Distributed comment/discussion networks like FriendFeed are, and will continue to be, attractive primarily because, all else aside, they do one thing very, very well: they dissolve the rigid, linear system represented by concentric spheres of connection, influence, and ideas into a coherent, self-propagating thoughtspace.
And isn’t that the just what we’ve pined for since the early days of the Web?
I don’t mean to make light of crowded-room issue; I know that not every conversation is intended for digestion by the collective. But there are options. FF has Rooms, as many users pointed out in the original comment threads. And there are always direct tweets, instant messages, emails, etc, etc.

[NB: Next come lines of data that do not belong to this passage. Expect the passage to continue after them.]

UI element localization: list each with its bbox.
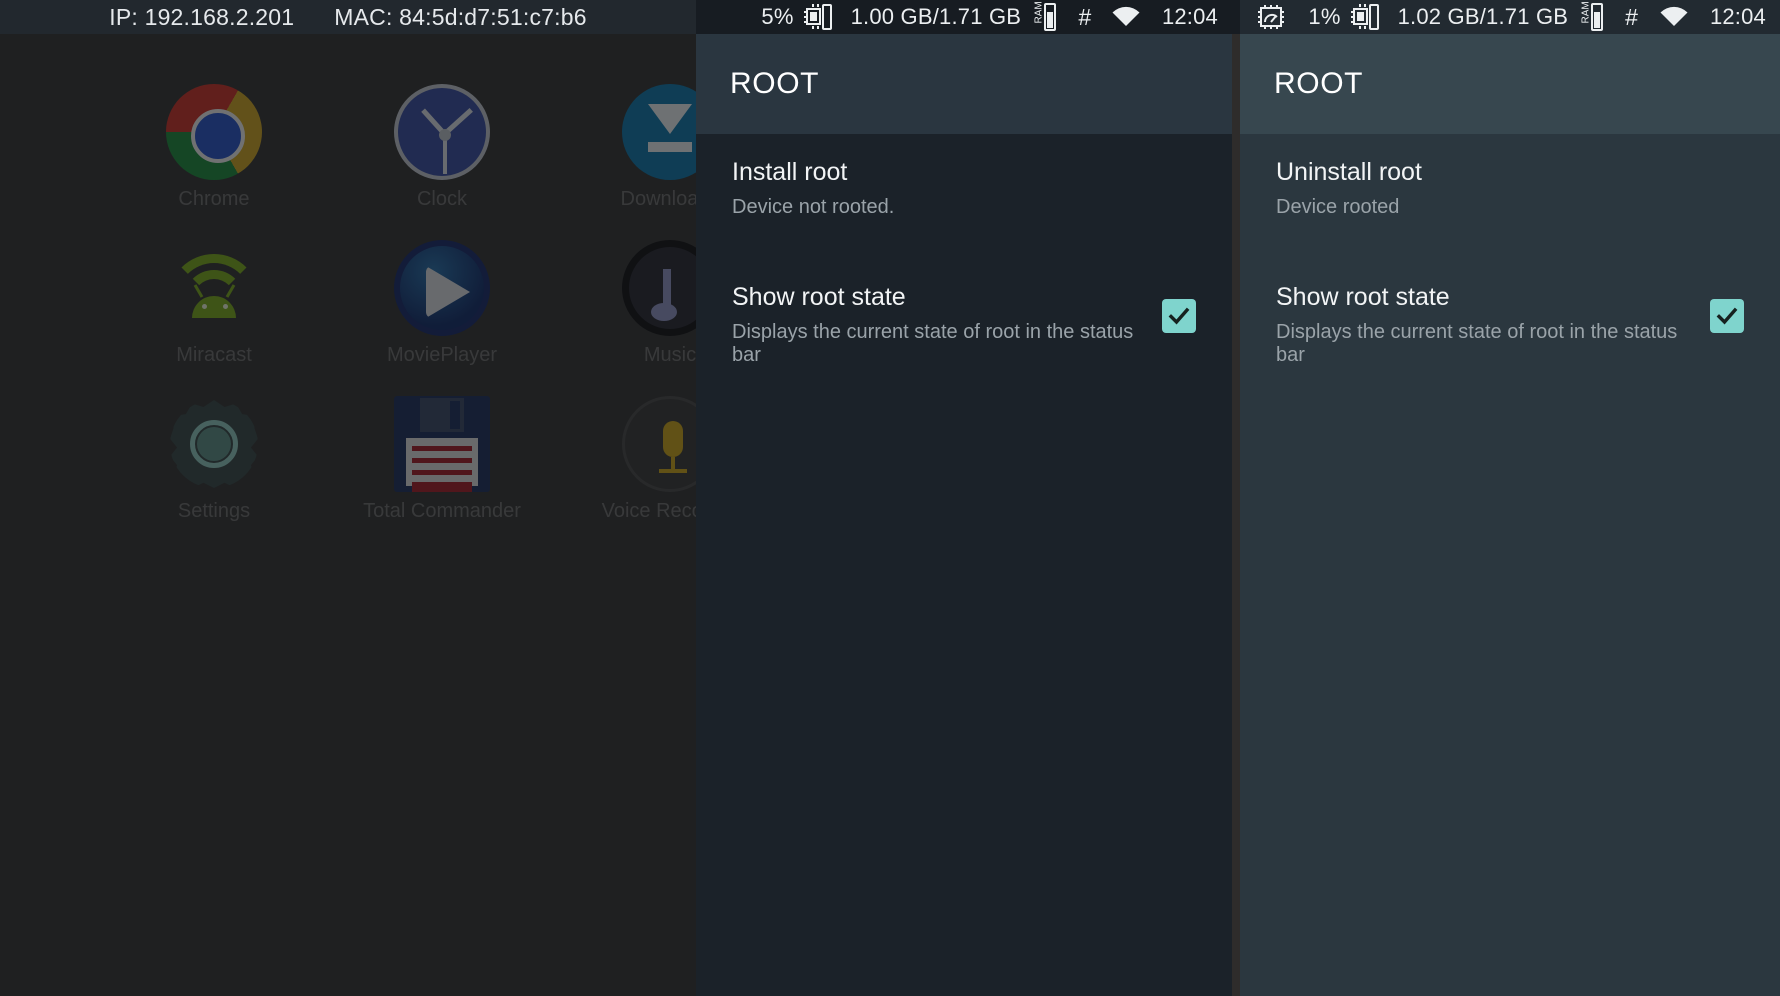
show-root-state-checkbox[interactable] xyxy=(1710,299,1744,333)
screenshot-root: IP: 192.168.2.201 MAC: 84:5d:d7:51:c7:b6… xyxy=(0,0,1780,996)
wifi-status-group xyxy=(1112,6,1140,28)
panel-header: ROOT xyxy=(696,34,1232,134)
preference-list: Uninstall root Device rooted Show root s… xyxy=(1240,134,1780,996)
app-label: Total Commander xyxy=(363,500,521,522)
clock-icon xyxy=(394,84,490,180)
app-tile-total-commander[interactable]: Total Commander xyxy=(328,396,556,552)
root-state-indicator: # xyxy=(1078,3,1091,30)
wifi-icon xyxy=(1112,6,1140,28)
music-icon xyxy=(622,240,696,336)
app-tile-miracast[interactable]: Miracast xyxy=(100,240,328,396)
floppy-disk-icon xyxy=(394,396,490,492)
app-tile-movieplayer[interactable]: MoviePlayer xyxy=(328,240,556,396)
panel-divider xyxy=(1232,0,1240,996)
app-label: Clock xyxy=(416,188,467,210)
cpu-gauge-group xyxy=(1256,3,1286,31)
app-tile-chrome[interactable]: Chrome xyxy=(100,84,328,240)
cpu-chip-icon xyxy=(803,2,832,32)
cpu-percent-label: 1% xyxy=(1308,4,1341,29)
ram-usage-label: 1.00 GB/1.71 GB xyxy=(850,4,1022,29)
settings-icon xyxy=(166,396,262,492)
app-tile-settings[interactable]: Settings xyxy=(100,396,328,552)
preference-summary: Device not rooted. xyxy=(732,196,895,218)
voice-recorder-icon xyxy=(622,396,696,492)
ram-status-group: 1.02 GB/1.71 GB RAM xyxy=(1397,1,1604,32)
show-root-state-checkbox[interactable] xyxy=(1162,299,1196,333)
downloads-icon xyxy=(622,84,696,180)
preference-list: Install root Device not rooted. Show roo… xyxy=(696,134,1232,996)
panel-header: ROOT xyxy=(1240,34,1780,134)
preference-title: Show root state xyxy=(1276,283,1450,311)
app-label: Settings xyxy=(177,500,251,522)
miracast-icon xyxy=(166,240,262,336)
app-tile-voice-recorder[interactable]: Voice Recorder xyxy=(556,396,696,552)
panel-divider-statusbar xyxy=(1232,0,1240,34)
app-tile-music[interactable]: Music xyxy=(556,240,696,396)
root-state-indicator: # xyxy=(1625,3,1638,30)
cpu-chip-icon xyxy=(1350,2,1379,32)
launcher-app-grid-area: Chrome Clock Downloads xyxy=(0,34,696,996)
app-label: Miracast xyxy=(176,344,252,366)
root-settings-panel-before: 5% 1.00 GB/1.71 GB RAM # 12:04 ROOT Inst… xyxy=(696,0,1232,996)
root-hash-icon: # xyxy=(1625,3,1638,30)
preference-summary: Displays the current state of root in th… xyxy=(1276,321,1678,366)
app-label: Voice Recorder xyxy=(601,500,696,522)
page-title: ROOT xyxy=(730,67,820,100)
clock-label: 12:04 xyxy=(1161,4,1218,29)
app-tile-downloads[interactable]: Downloads xyxy=(556,84,696,240)
root-hash-icon: # xyxy=(1078,3,1091,30)
wifi-icon xyxy=(1660,6,1688,28)
cpu-status-group: 1% xyxy=(1308,2,1379,32)
clock-group: 12:04 xyxy=(1162,4,1218,30)
cpu-status-group: 5% xyxy=(761,2,832,32)
wifi-status-group xyxy=(1660,6,1688,28)
preference-title: Uninstall root xyxy=(1276,158,1422,186)
root-settings-panel-after: 1% 1.02 GB/1.71 GB RAM # 12:04 ROOT Unin… xyxy=(1240,0,1780,996)
preference-item-uninstall-root[interactable]: Uninstall root Device rooted xyxy=(1240,134,1780,231)
app-label: MoviePlayer xyxy=(386,344,498,366)
ram-usage-label: 1.02 GB/1.71 GB xyxy=(1397,4,1569,29)
app-tile-clock[interactable]: Clock xyxy=(328,84,556,240)
preference-title: Show root state xyxy=(732,283,906,311)
movieplayer-icon xyxy=(394,240,490,336)
app-label: Downloads xyxy=(620,188,696,210)
app-label: Music xyxy=(643,344,696,366)
mac-address-label: MAC: 84:5d:d7:51:c7:b6 xyxy=(334,3,587,30)
launcher-panel: IP: 192.168.2.201 MAC: 84:5d:d7:51:c7:b6… xyxy=(0,0,696,996)
app-grid: Chrome Clock Downloads xyxy=(100,84,696,552)
preference-summary: Device rooted xyxy=(1276,196,1400,218)
app-label: Chrome xyxy=(178,188,250,210)
launcher-status-bar: IP: 192.168.2.201 MAC: 84:5d:d7:51:c7:b6 xyxy=(0,0,696,34)
clock-label: 12:04 xyxy=(1709,4,1766,29)
ram-meter-icon: RAM xyxy=(1030,1,1057,32)
status-bar: 5% 1.00 GB/1.71 GB RAM # 12:04 xyxy=(696,0,1232,34)
preference-item-show-root-state[interactable]: Show root state Displays the current sta… xyxy=(696,231,1232,379)
chrome-icon xyxy=(166,84,262,180)
preference-title: Install root xyxy=(732,158,848,186)
preference-item-install-root[interactable]: Install root Device not rooted. xyxy=(696,134,1232,231)
preference-summary: Displays the current state of root in th… xyxy=(732,321,1134,366)
clock-group: 12:04 xyxy=(1710,4,1766,30)
cpu-gauge-icon xyxy=(1256,3,1286,31)
status-bar: 1% 1.02 GB/1.71 GB RAM # 12:04 xyxy=(1240,0,1780,34)
cpu-percent-label: 5% xyxy=(761,4,794,29)
preference-item-show-root-state[interactable]: Show root state Displays the current sta… xyxy=(1240,231,1780,379)
page-title: ROOT xyxy=(1274,67,1364,100)
ram-meter-icon: RAM xyxy=(1577,1,1604,32)
ip-address-label: IP: 192.168.2.201 xyxy=(109,3,295,30)
ram-status-group: 1.00 GB/1.71 GB RAM xyxy=(850,1,1057,32)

Sometimes, if the bar gets too crowded, you have to take your conversation outside.
Ownership of Discourse
A couple of comments arose in Fox’s cluster that centered around the notion of propriety of a discussion. In particular, there was expressed some concern over the implications of ’siphoning off’ commenters from another person’s thread/cluster.
*sigh*
Unfortunately, this is a tough nut to crack. The bottom line (literally) is that page views are the bread and butter of bloggers, and comment streams drive page views. The old wisdom, then, would say that anything that takes eyes and minds offpage–that is, away from a blog post–is tantamount to picking the author’s pocket. And since, by definition, all comment clusters across services like Disqus, Intense Debate, and FriendFeed occur offpage, all such services must be bad for (the monetization of) blogging, right?
Well, maybe. The fact is, there’s just nowhere near enough data to say for sure yet. Personally, I believe it’s a moot point. Why? For the simple fact that, 15 years ago, very few people would have been able to conceive of men and women being able to earn a sustainable living as bloggers. There was no imaginable economy behind internet journalism and commentary in that age. But the Web is about adaptation. Monetization models change. Bright men and women with far greater knowledge of economics that I will find a way to parley my raging information addiction into cash in the pockets of the likes of Scoble and Louis Gray and Dave Winer.

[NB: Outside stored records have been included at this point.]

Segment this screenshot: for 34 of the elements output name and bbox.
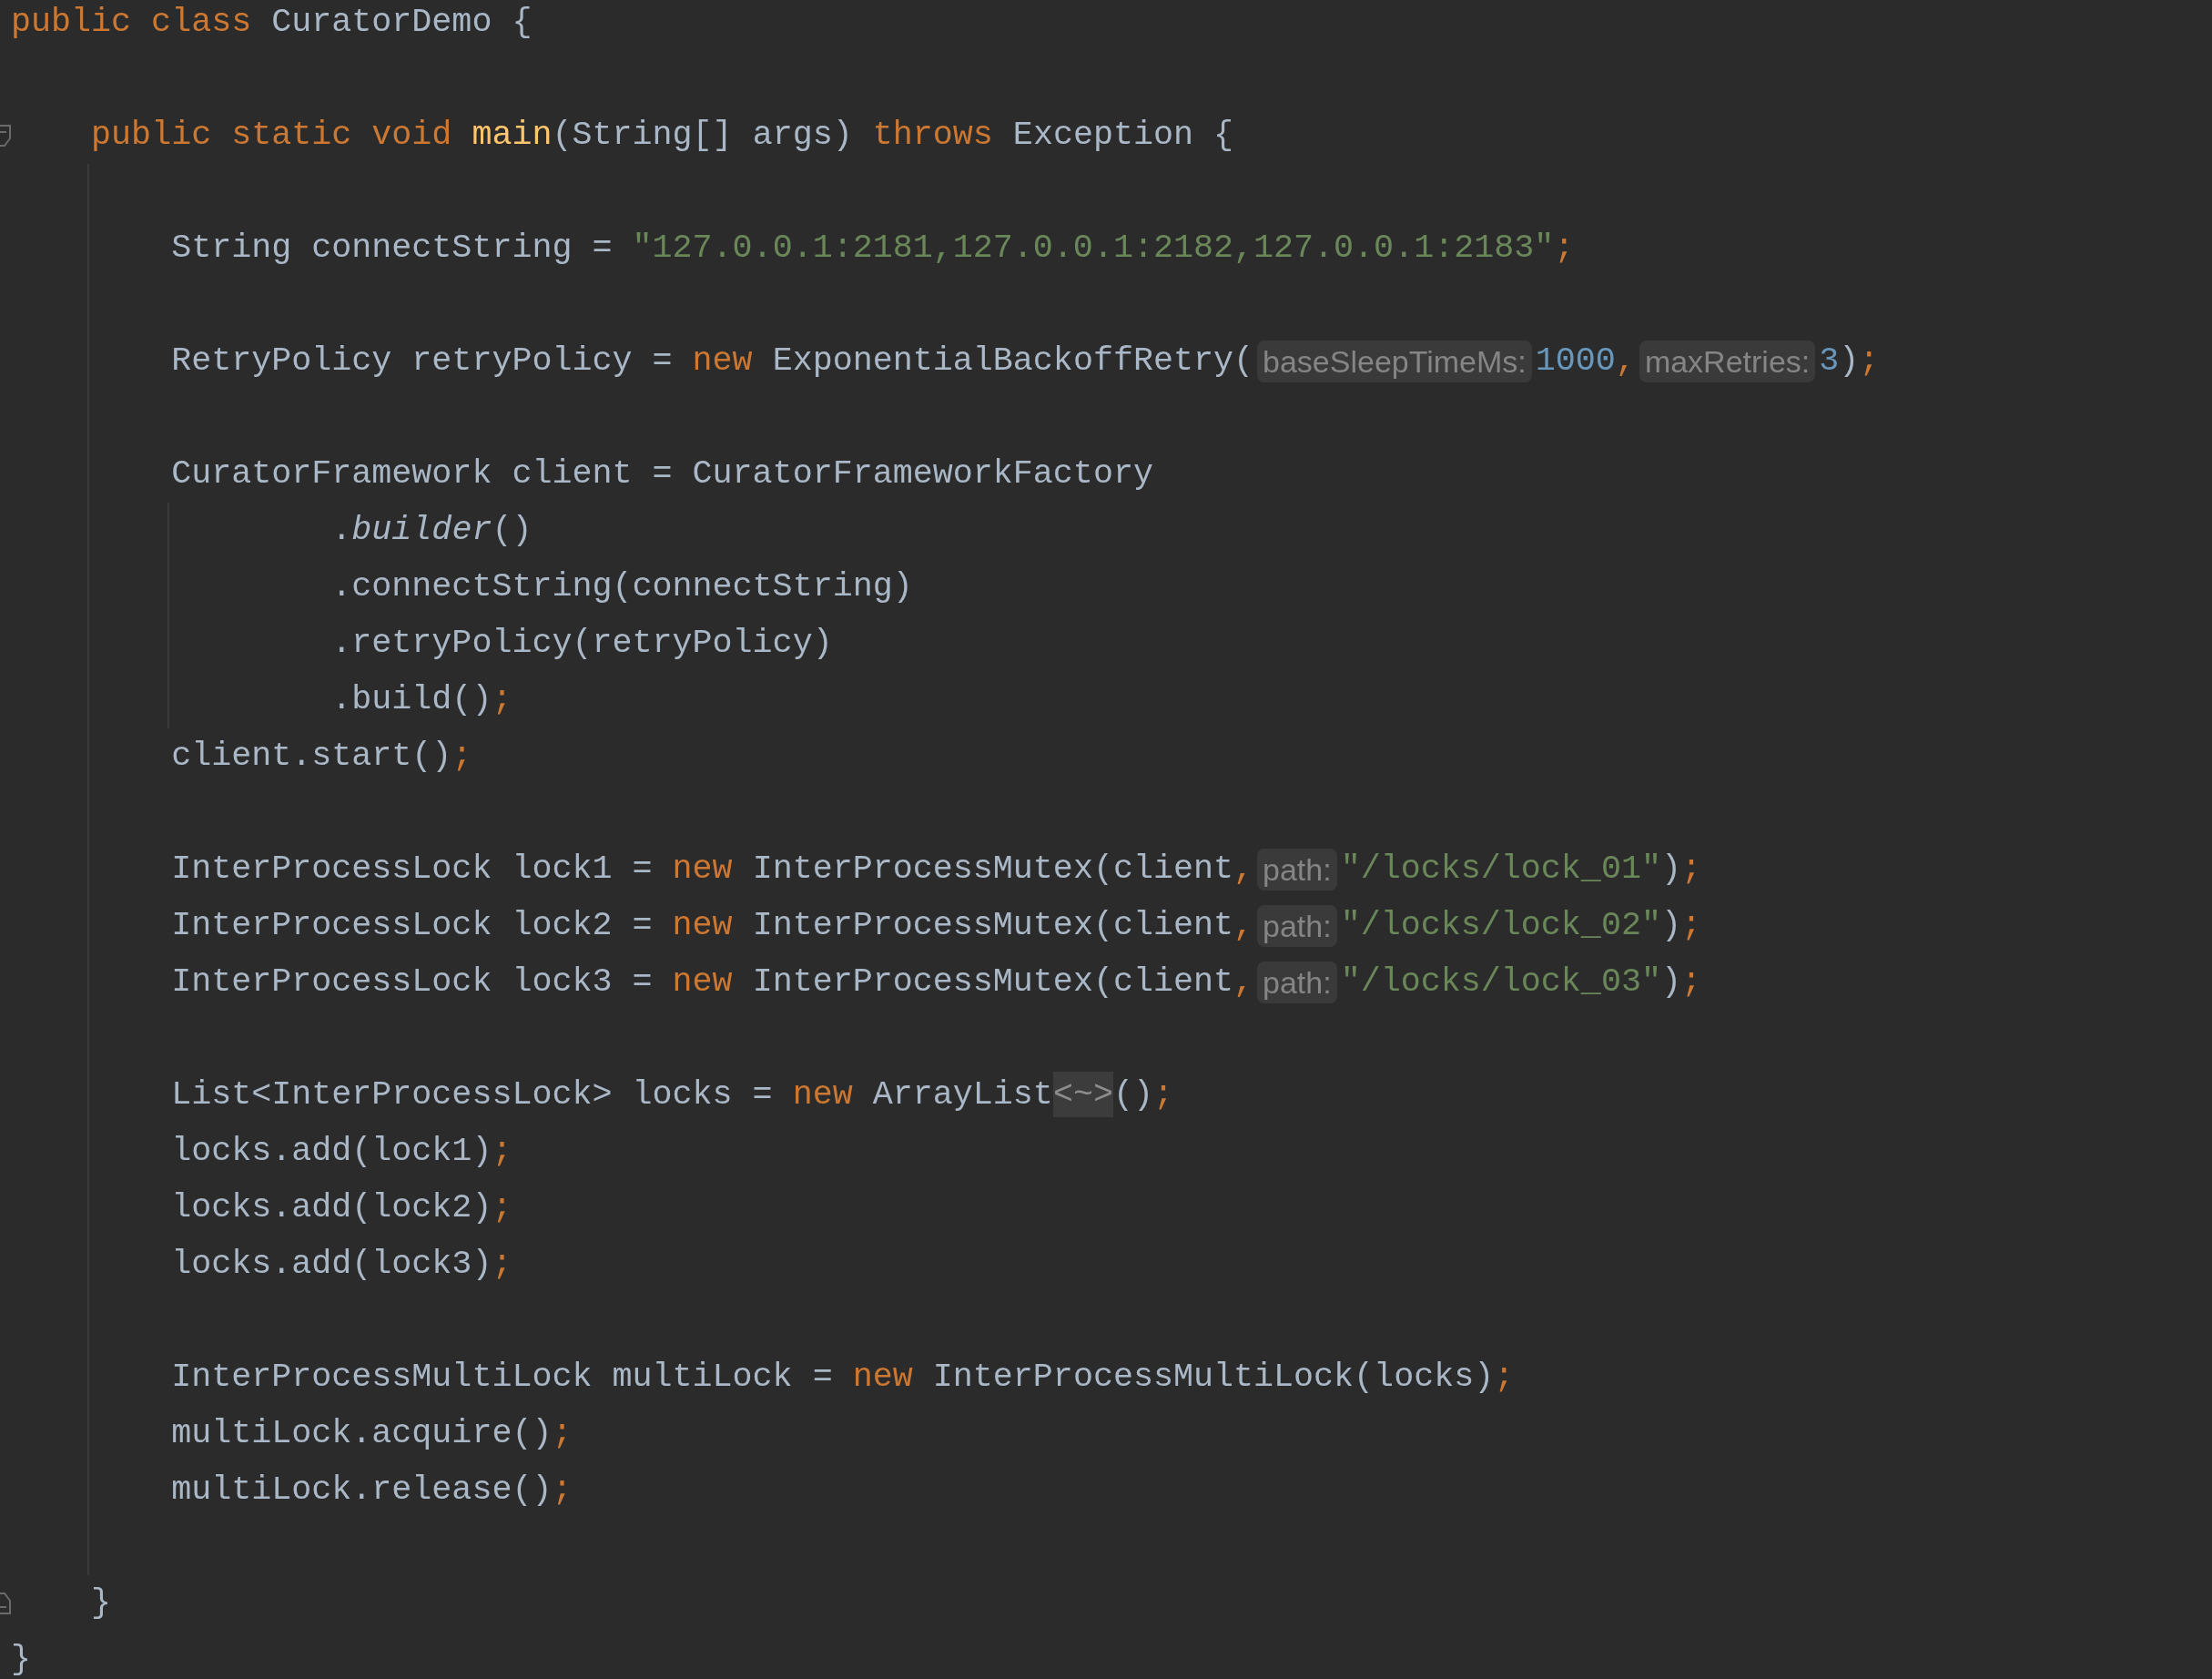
code-line: }	[11, 1639, 32, 1679]
code-line: CuratorFramework client = CuratorFrameworkFactory	[171, 453, 1153, 495]
code-text: 3);	[1819, 341, 1880, 382]
code-line: List<InterProcessLock> locks = new ArrayList<~>();	[171, 1070, 1173, 1121]
fold-marker-icon[interactable]	[0, 1592, 11, 1615]
code-line: .builder()	[331, 510, 533, 552]
code-line: InterProcessMultiLock multiLock = new InterProcessMultiLock(locks);	[171, 1357, 1515, 1399]
code-text: 1000,	[1535, 341, 1636, 382]
code-text: InterProcessLock lock3 = new InterProcessMutex(client,	[171, 962, 1254, 1003]
code-line: locks.add(lock1);	[171, 1131, 512, 1173]
code-text: RetryPolicy retryPolicy = new ExponentialBackoffRetry(	[171, 341, 1254, 382]
code-line: locks.add(lock3);	[171, 1244, 512, 1286]
parameter-hint: path:	[1257, 961, 1337, 1004]
code-line: .retryPolicy(retryPolicy)	[331, 623, 833, 665]
parameter-hint: baseSleepTimeMs:	[1257, 340, 1532, 383]
code-line: public class CuratorDemo {	[11, 2, 533, 44]
code-line: .connectString(connectString)	[331, 566, 913, 608]
code-text: "/locks/lock_01");	[1340, 849, 1701, 890]
code-text: "/locks/lock_02");	[1340, 905, 1701, 947]
code-line: client.start();	[171, 736, 472, 778]
parameter-hint: path:	[1257, 848, 1337, 891]
code-line: String connectString = "127.0.0.1:2181,127.0.0.1:2182,127.0.0.1:2183";	[171, 228, 1575, 270]
code-line: multiLock.release();	[171, 1470, 573, 1511]
fold-marker-icon[interactable]	[0, 124, 11, 148]
parameter-hint: path:	[1257, 904, 1337, 948]
code-text: InterProcessLock lock1 = new InterProcessMutex(client,	[171, 849, 1254, 890]
code-line: public static void main(String[] args) throws Exception {	[91, 115, 1234, 157]
code-line: .build();	[331, 679, 512, 721]
code-text: "/locks/lock_03");	[1340, 962, 1701, 1003]
code-line: locks.add(lock2);	[171, 1187, 512, 1229]
parameter-hint: maxRetries:	[1639, 340, 1816, 383]
code-line: multiLock.acquire();	[171, 1413, 573, 1455]
code-line: }	[91, 1582, 112, 1624]
code-text: InterProcessLock lock2 = new InterProcessMutex(client,	[171, 905, 1254, 947]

After all, what is a blog but a static interface to an author’s content stream? FriendFeed and other ‘lifestream’ systems simply turn that interface into a dynamic one. This means, basically, that a content stream–opinions, ideas, information–is attached to a person, an author, and not a URL. When all discussions are held cross-cloud, there’s no such thing as hijacking a discussion because the discussion is everwhere. Then the Web becomes–finally–about ideas instead of hitcounts.
In a nutshell, what I’m saying is this:
What people think–and how many people think–about what you have to say is infinitely more important than how many people visit your website.
Every idea, every thought, is content now. Pages and threads are yesterday’s notions. Advertisers and monetizers will catch on. They always do. It means change, yes; and change is always easier to swallow for those–like me–with little invested in the current system.
But change will happen one way or another.



Oh, Thanks! Really interesting. keep working!